Dövizi bırak faize bak

EKONOMİMİZ, bugüne kadar pek karşılaşmadığı boyutta bir döviz bolluğu sorunuyla karşı karşıya. Tabiri caizse, kulaklarımızdan döviz fışkırıyor.

Hal böyle olunca doların, Euro’nun fiyatı, az da olsa artması gerekirken, mutlak olarak geriliyor. Merkez Bankası, dövizi elinden tutmasa da garibi(?) dibe batacak. Bu sürecin bir göstergesi de Türkiye’ye 2005’in ilk altı ayında 6 milyar dolar ‘kaynağı belli olmayan’ döviz girmesi oldu. Ödemeler Dengesi’nde buna ‘net hata, noksan’ deniyor.
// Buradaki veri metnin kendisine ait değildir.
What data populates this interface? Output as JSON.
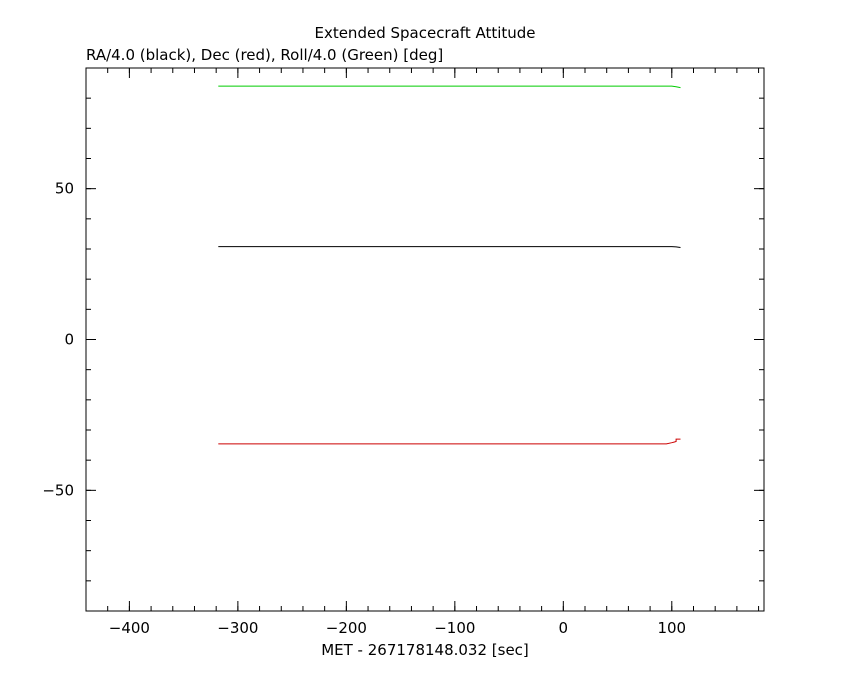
{
  "chart_data": {
    "type": "line",
    "title": "Extended Spacecraft Attitude",
    "subtitle": "RA/4.0 (black), Dec (red), Roll/4.0 (Green) [deg]",
    "xlabel": "MET - 267178148.032 [sec]",
    "ylabel": "",
    "xlim": [
      -440,
      185
    ],
    "ylim": [
      -90,
      90
    ],
    "x_ticks": [
      -400,
      -300,
      -200,
      -100,
      0,
      100
    ],
    "x_tick_labels": [
      "−400",
      "−300",
      "−200",
      "−100",
      "0",
      "100"
    ],
    "y_ticks": [
      -50,
      0,
      50
    ],
    "y_tick_labels": [
      "−50",
      "0",
      "50"
    ],
    "x_minor_step": 20,
    "y_minor_step": 10,
    "grid": false,
    "series": [
      {
        "color": "#00cc00",
        "x": [
          -318,
          0,
          100,
          104,
          108
        ],
        "y": [
          84.0,
          84.0,
          84.0,
          83.8,
          83.5
        ]
      },
      {
        "color": "#000000",
        "x": [
          -318,
          0,
          100,
          104,
          108
        ],
        "y": [
          30.8,
          30.8,
          30.8,
          30.7,
          30.5
        ]
      },
      {
        "color": "#cc0000",
        "x": [
          -318,
          0,
          95,
          100,
          102,
          104,
          104,
          108
        ],
        "y": [
          -34.6,
          -34.6,
          -34.6,
          -34.2,
          -34.0,
          -33.8,
          -33.0,
          -33.0
        ]
      }
    ]
  }
}
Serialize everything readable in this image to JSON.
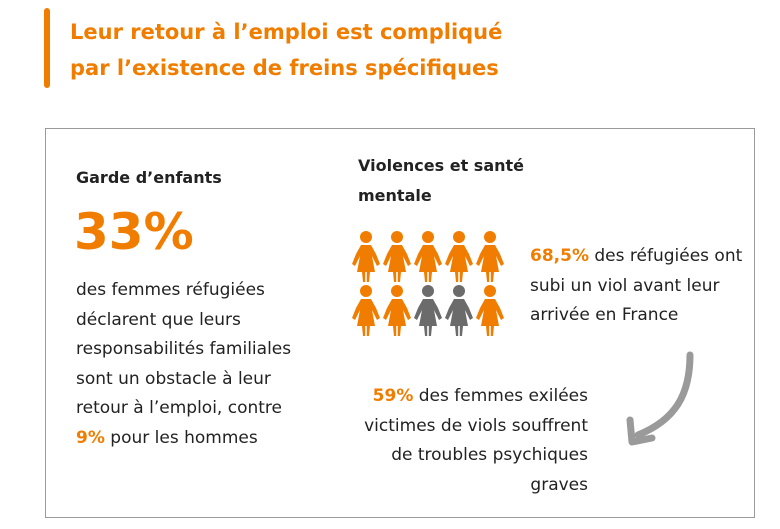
{
  "header": {
    "title_line1": "Leur retour à l’emploi est compliqué",
    "title_line2": "par l’existence de freins spécifiques"
  },
  "left": {
    "heading": "Garde d’enfants",
    "stat": "33%",
    "text_before": "des femmes réfugiées déclarent que leurs responsabilités familiales sont un obstacle à leur retour à l’emploi, contre ",
    "highlight": "9%",
    "text_after": " pour les hommes"
  },
  "right": {
    "heading": "Violences et santé mentale",
    "stat1": "68,5%",
    "text1": " des réfugiées ont subi un viol avant leur arrivée en France",
    "stat2": "59%",
    "text2": " des femmes exilées victimes de viols souffrent de troubles psychiques graves"
  }
}
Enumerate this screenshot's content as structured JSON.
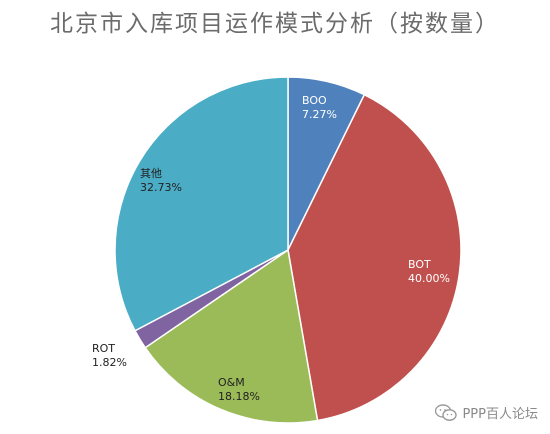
{
  "chart_data": {
    "type": "pie",
    "title": "北京市入库项目运作模式分析（按数量）",
    "slices": [
      {
        "label": "BOO",
        "value": 7.27,
        "value_text": "7.27%",
        "color": "#4f81bd"
      },
      {
        "label": "BOT",
        "value": 40.0,
        "value_text": "40.00%",
        "color": "#c0504d"
      },
      {
        "label": "O&M",
        "value": 18.18,
        "value_text": "18.18%",
        "color": "#9bbb59"
      },
      {
        "label": "ROT",
        "value": 1.82,
        "value_text": "1.82%",
        "color": "#8064a2"
      },
      {
        "label": "其他",
        "value": 32.73,
        "value_text": "32.73%",
        "color": "#4bacc6"
      }
    ],
    "start_angle_deg": 0,
    "direction": "clockwise",
    "legend": "none"
  },
  "watermark": {
    "text": "PPP百人论坛",
    "icon": "wechat-icon"
  }
}
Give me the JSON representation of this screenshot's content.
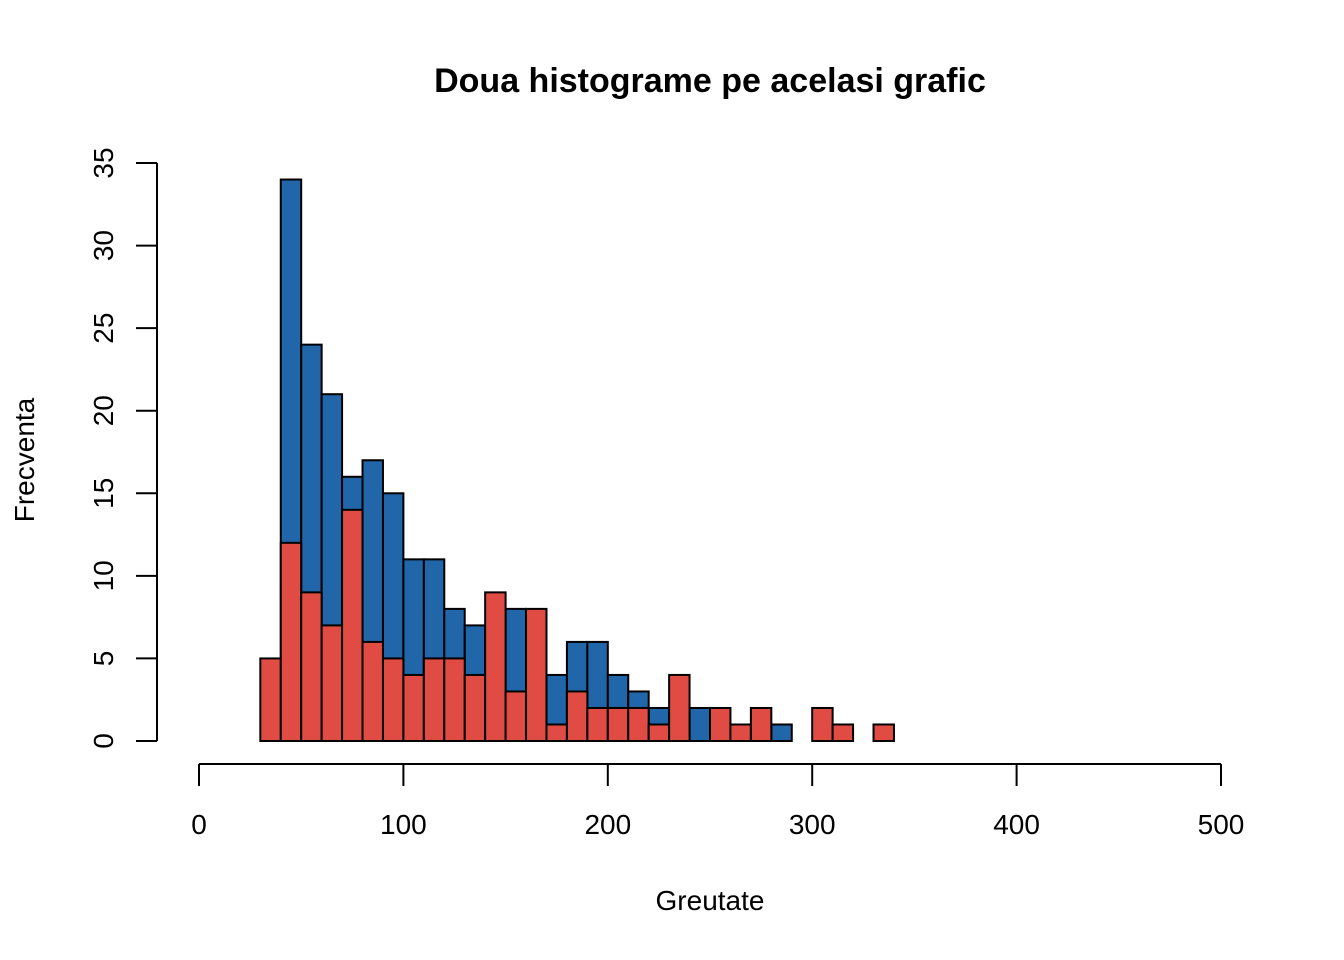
{
  "chart_data": {
    "type": "bar",
    "title": "Doua histograme pe acelasi grafic",
    "xlabel": "Greutate",
    "ylabel": "Frecventa",
    "xlim": [
      0,
      500
    ],
    "ylim": [
      0,
      35
    ],
    "x_ticks": [
      0,
      100,
      200,
      300,
      400,
      500
    ],
    "y_ticks": [
      0,
      5,
      10,
      15,
      20,
      25,
      30,
      35
    ],
    "bin_width": 10,
    "bin_starts": [
      30,
      40,
      50,
      60,
      70,
      80,
      90,
      100,
      110,
      120,
      130,
      140,
      150,
      160,
      170,
      180,
      190,
      200,
      210,
      220,
      230,
      240,
      250,
      260,
      270,
      280,
      290,
      300,
      310,
      320,
      330
    ],
    "series": [
      {
        "color": "#2166a8",
        "values": [
          0,
          34,
          24,
          21,
          16,
          17,
          15,
          11,
          11,
          8,
          7,
          0,
          8,
          0,
          4,
          6,
          6,
          4,
          3,
          2,
          0,
          2,
          0,
          0,
          0,
          1,
          0,
          0,
          0,
          0,
          0
        ]
      },
      {
        "color": "#e04c44",
        "values": [
          5,
          12,
          9,
          7,
          14,
          6,
          5,
          4,
          5,
          5,
          4,
          9,
          3,
          8,
          1,
          3,
          2,
          2,
          2,
          1,
          4,
          0,
          2,
          1,
          2,
          0,
          0,
          2,
          1,
          0,
          1
        ]
      }
    ],
    "grid": false,
    "legend": "none"
  }
}
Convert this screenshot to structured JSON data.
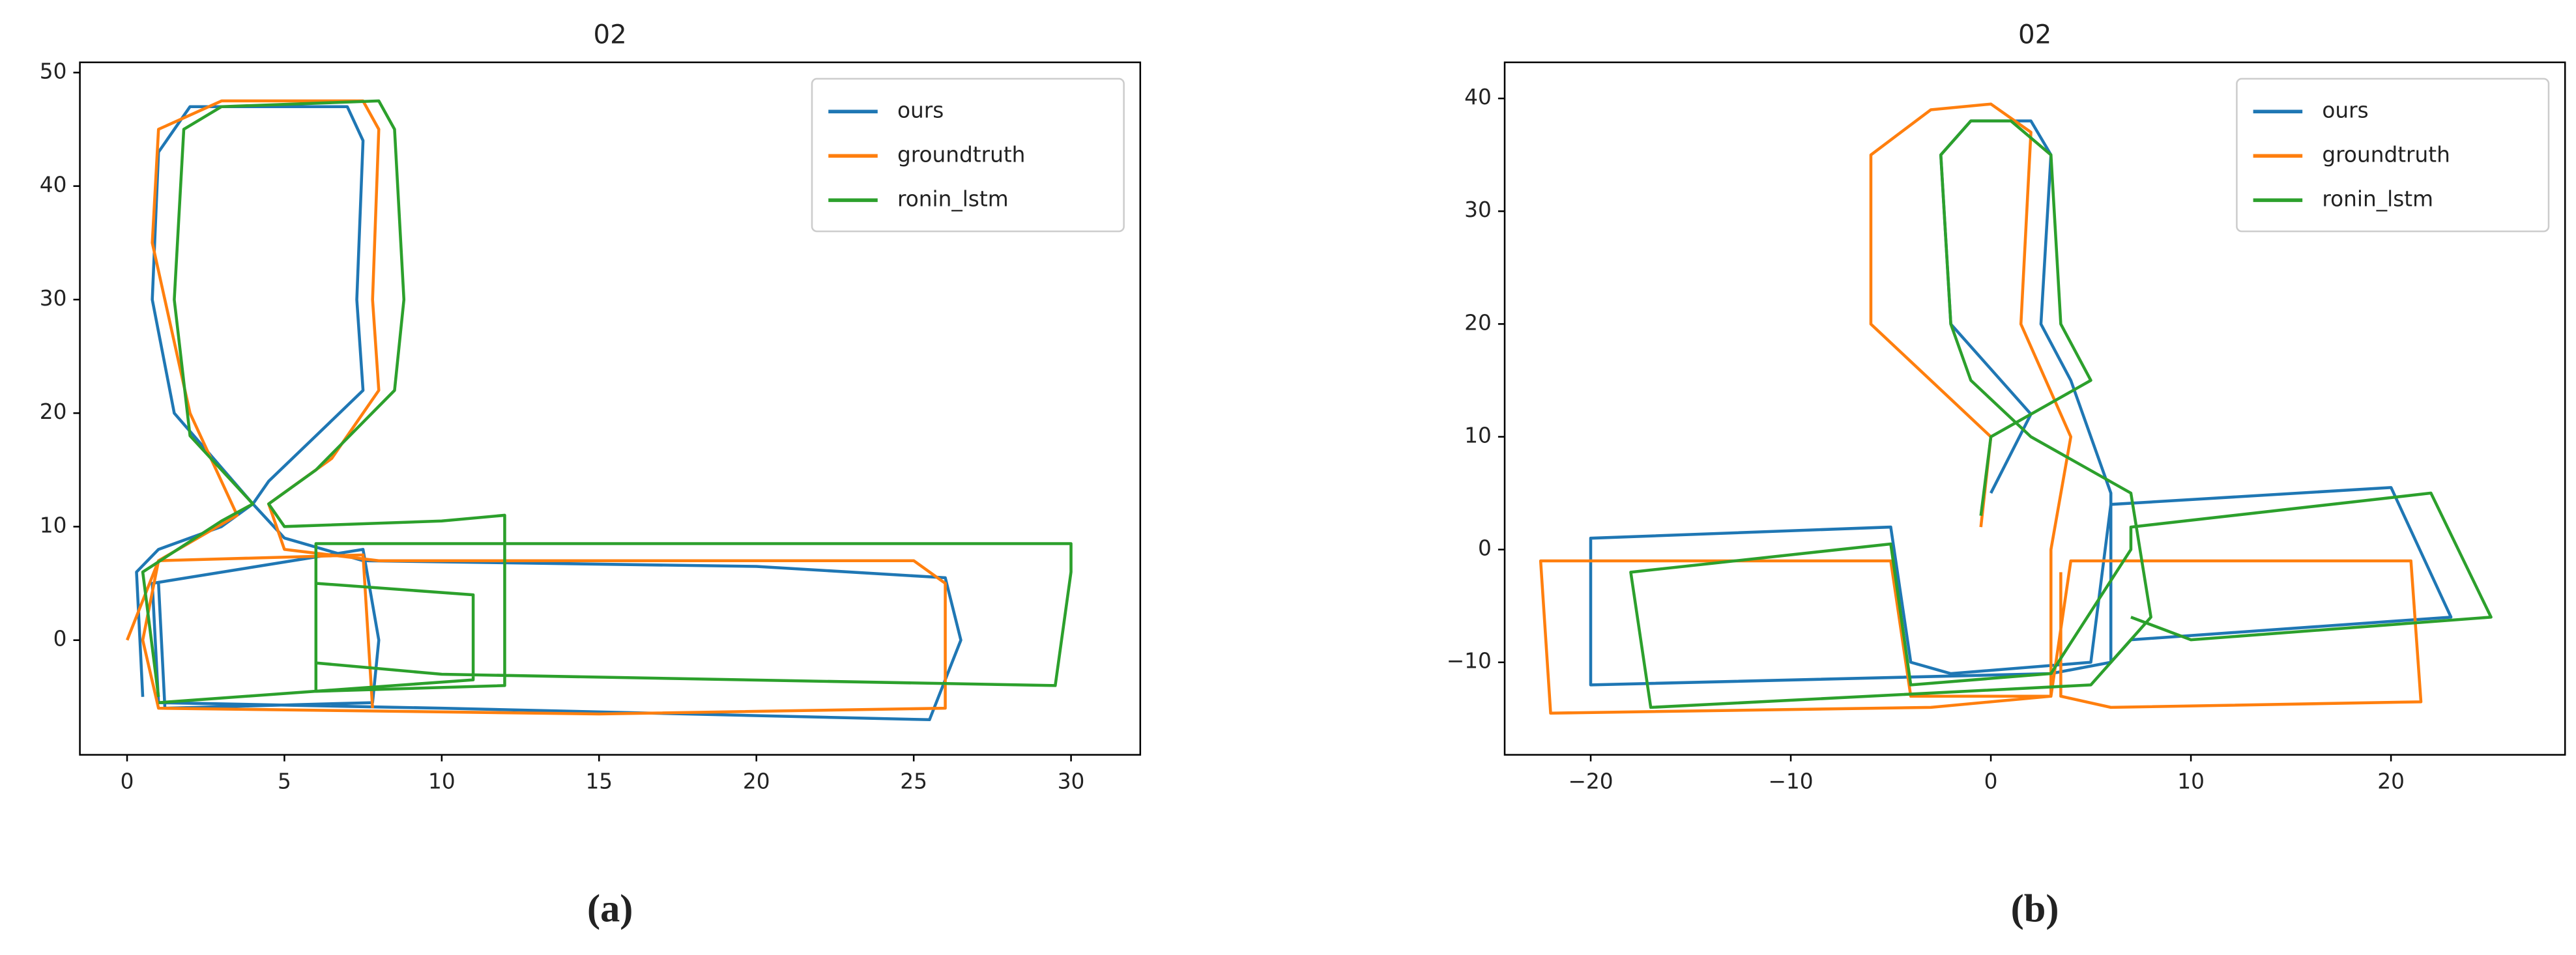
{
  "chart_data": [
    {
      "type": "line",
      "title": "02",
      "caption": "(a)",
      "legend": "upper right",
      "grid": false,
      "xlim": [
        -1.5,
        32.2
      ],
      "ylim": [
        -10.1,
        50.9
      ],
      "xticks": [
        0,
        5,
        10,
        15,
        20,
        25,
        30
      ],
      "yticks": [
        0,
        10,
        20,
        30,
        40,
        50
      ],
      "series": [
        {
          "name": "ours",
          "color": "#1f77b4",
          "x": [
            0.5,
            0.3,
            1,
            3,
            4,
            1.5,
            0.8,
            1,
            2,
            7,
            7.5,
            7.3,
            7.5,
            6,
            4.5,
            4,
            5,
            7.5,
            20,
            26,
            26.5,
            25.5,
            10,
            1,
            0.8,
            7.5,
            8,
            7.8,
            1.2,
            1
          ],
          "values": [
            -5,
            6,
            8,
            10,
            12,
            20,
            30,
            43,
            47,
            47,
            44,
            30,
            22,
            18,
            14,
            12,
            9,
            7,
            6.5,
            5.5,
            0,
            -7,
            -6,
            -5.5,
            5,
            8,
            0,
            -5.5,
            -6,
            5
          ]
        },
        {
          "name": "groundtruth",
          "color": "#ff7f0e",
          "x": [
            0,
            1,
            3.5,
            2,
            0.8,
            1,
            3,
            7.5,
            8,
            7.8,
            8,
            6.5,
            4.5,
            5,
            8,
            25,
            26,
            26,
            15,
            1,
            0.5,
            1,
            7.5,
            7.8
          ],
          "values": [
            0,
            7,
            11,
            20,
            35,
            45,
            47.5,
            47.5,
            45,
            30,
            22,
            16,
            12,
            8,
            7,
            7,
            5,
            -6,
            -6.5,
            -6,
            0,
            7,
            7.5,
            -6
          ]
        },
        {
          "name": "ronin_lstm",
          "color": "#2ca02c",
          "x": [
            1,
            0.5,
            3,
            4,
            2,
            1.5,
            1.8,
            3,
            8,
            8.5,
            8.8,
            8.5,
            6,
            4.5,
            5,
            10,
            12,
            12,
            6,
            6,
            30,
            30,
            29.5,
            10,
            6,
            6,
            11,
            11,
            1
          ],
          "values": [
            -5,
            6,
            10.5,
            12,
            18,
            30,
            45,
            47,
            47.5,
            45,
            30,
            22,
            15,
            12,
            10,
            10.5,
            11,
            -4,
            -4.5,
            8.5,
            8.5,
            6,
            -4,
            -3,
            -2,
            5,
            4,
            -3.5,
            -5.5
          ]
        }
      ]
    },
    {
      "type": "line",
      "title": "02",
      "caption": "(b)",
      "legend": "upper right",
      "grid": false,
      "xlim": [
        -24.3,
        28.7
      ],
      "ylim": [
        -18.2,
        43.2
      ],
      "xticks": [
        {
          "value": -20,
          "label": "−20"
        },
        {
          "value": -10,
          "label": "−10"
        },
        0,
        10,
        20
      ],
      "yticks": [
        {
          "value": -10,
          "label": "−10"
        },
        0,
        10,
        20,
        30,
        40
      ],
      "series": [
        {
          "name": "ours",
          "color": "#1f77b4",
          "x": [
            0,
            2,
            -2,
            -2.5,
            -1,
            2,
            3,
            2.5,
            4,
            6,
            6,
            3,
            -20,
            -20,
            -5,
            -4,
            -2,
            5,
            6,
            20,
            23,
            7,
            6
          ],
          "values": [
            5,
            12,
            20,
            35,
            38,
            38,
            35,
            20,
            15,
            5,
            -10,
            -11,
            -12,
            1,
            2,
            -10,
            -11,
            -10,
            4,
            5.5,
            -6,
            -8,
            -10
          ]
        },
        {
          "name": "groundtruth",
          "color": "#ff7f0e",
          "x": [
            -0.5,
            0,
            -6,
            -6,
            -3,
            0,
            2,
            1.5,
            4,
            3,
            3,
            -3,
            -22,
            -22.5,
            -5,
            -4,
            3,
            4,
            21,
            21.5,
            6,
            3.5,
            3.5
          ],
          "values": [
            2,
            10,
            20,
            35,
            39,
            39.5,
            37,
            20,
            10,
            0,
            -13,
            -14,
            -14.5,
            -1,
            -1,
            -13,
            -13,
            -1,
            -1,
            -13.5,
            -14,
            -13,
            -2
          ]
        },
        {
          "name": "ronin_lstm",
          "color": "#2ca02c",
          "x": [
            -0.5,
            0,
            5,
            3.5,
            3,
            1,
            -1,
            -2.5,
            -2,
            -1,
            2,
            7,
            8,
            5,
            -17,
            -18,
            -5,
            -4,
            3,
            7,
            7,
            22,
            25,
            10,
            7
          ],
          "values": [
            3,
            10,
            15,
            20,
            35,
            38,
            38,
            35,
            20,
            15,
            10,
            5,
            -6,
            -12,
            -14,
            -2,
            0.5,
            -12,
            -11,
            0,
            2,
            5,
            -6,
            -8,
            -6
          ]
        }
      ]
    }
  ]
}
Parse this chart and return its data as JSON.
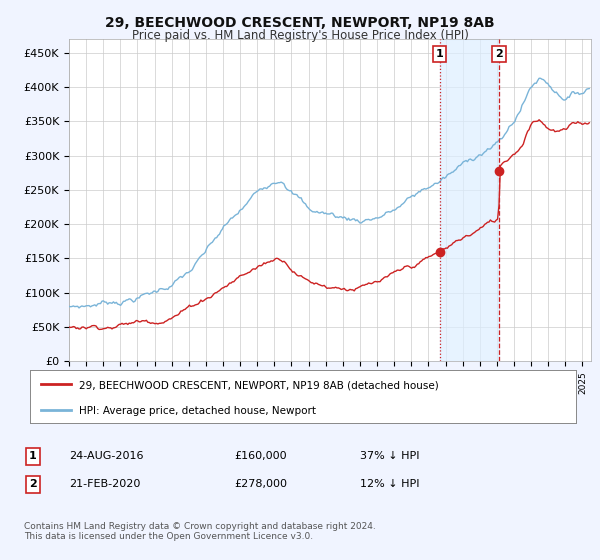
{
  "title": "29, BEECHWOOD CRESCENT, NEWPORT, NP19 8AB",
  "subtitle": "Price paid vs. HM Land Registry's House Price Index (HPI)",
  "x_start_year": 1995.0,
  "x_end_year": 2025.5,
  "y_min": 0,
  "y_max": 470000,
  "yticks": [
    0,
    50000,
    100000,
    150000,
    200000,
    250000,
    300000,
    350000,
    400000,
    450000
  ],
  "ytick_labels": [
    "£0",
    "£50K",
    "£100K",
    "£150K",
    "£200K",
    "£250K",
    "£300K",
    "£350K",
    "£400K",
    "£450K"
  ],
  "hpi_color": "#7ab4d8",
  "price_color": "#cc2222",
  "marker1_date": 2016.648,
  "marker1_price": 160000,
  "marker2_date": 2020.13,
  "marker2_price": 278000,
  "legend_line1": "29, BEECHWOOD CRESCENT, NEWPORT, NP19 8AB (detached house)",
  "legend_line2": "HPI: Average price, detached house, Newport",
  "table_row1": [
    "1",
    "24-AUG-2016",
    "£160,000",
    "37% ↓ HPI"
  ],
  "table_row2": [
    "2",
    "21-FEB-2020",
    "£278,000",
    "12% ↓ HPI"
  ],
  "footnote": "Contains HM Land Registry data © Crown copyright and database right 2024.\nThis data is licensed under the Open Government Licence v3.0.",
  "background_color": "#f0f4ff",
  "plot_bg_color": "#ffffff",
  "grid_color": "#cccccc",
  "shade_color": "#ddeeff"
}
Hatanın bu kadarı fazla doğrusu.

* * *

Hazineden sorumlu Devlet Bakanı Babacan, dört yıldır artarak süregelen bu kaynağı belirsiz döviz akımı neyin nesidir, bir araştıralım demiş. (Bu arada milli gelir hesaplarındaki inanılmaz ‘stok artışı’ rakamları da bir zahmet irdelense çok iyi olacak.) Eğer bu döviz akımı ‘cari işlemler’in içinde yer alması gereken kayıtdışı turizm ve ihracat geliriyse, ekonomimiz için bu iyi bir haberdir. Böylece cari işlemler açığının, milli gelire oranı küçülüyor demektir. Mali istikrar açısından tehlikeli bir gidiş, belki de yön değiştirmiştir. Yok 6 ayda 6 milyar dolara varan ‘kaynağı belirsiz’ döviz akımı, eğer bir sermaye hareketi yani sıcak paraysa, o zaman ‘cari işlemler açığı’ ciddi bir tehlike olma özelliğini koruyor demektir.

* * *

Altı milyar dolarlık kaynağı belli olmayan döviz akımı, ister ‘cari işlemler’den, ister ‘sermaye hareketleri’nden kaynaklansın, kesin olan Türkiye’de ‘cari işlem açığı’ olduğudur. Bu husus, büyümenin hálá ‘iç talebe’ bağlı olduğunu göstermektedir. Türkiye’nin, iç talep artışına bağlı bir büyüme stratejsi izlemesi ‘çıkmaz sokaktır’. Türkiye, ister turizm, ister ihracat olsun, ancak dış taleple sürdürülebilir bir büyüme trendini yakalayabilir. Karşı karşıya olduğumuz temel mesele budur. Bu da bizi, döviz fiyatlarının, büyüme stratejisine ters hareket ettiği gerçeğine götürmektedir. Burası asla gözden kaçırılmamalıdır.

* * *

Milli gelire oranlandığında anlamlı bir yüzdede ve sürekli olarak cari işlem açığı veren bir ülkede, tanım icabı, ulusal para ‘değerlenmiş’ demektir. Türkiye, böyle bir ülkedir. Türkiye’de döviz fiyatlarının düşük olmasının tek bir sebebi vardır. O da Türk Lirası’na verilen faizin yüksek olmasıdır. Kayıt dışı veya kayıt içi döviz bolluğundan bahsedilirken, MB’nin kısa vadeli TL ve Hazine’nin orta ve uzun vadeli TL ve döviz faizlerinden bahsedilmemesini anlamıyorum. Niçin bu husus ısrarla es geçiliyor? Sanki dünyadaki tasarruflar yolunu şaşırmış da tesadüfen Türkiye’ye gelmiş gibi yazılar yazılıyor. TL’ye yüksek faiz verilmese, niçin yerli ve yabancı yatırımcılar TL’yi tercih etsin? İktisat, ‘maksat’ kelimesinden türetilmiştir. TL’ye dönmenin maksadı ne acaba? Bu ne biçim bir iktisat yorumculuğudur?

Son Söz: Faiz haddi yanlışsa, döviz fiyatı da yanlıştır.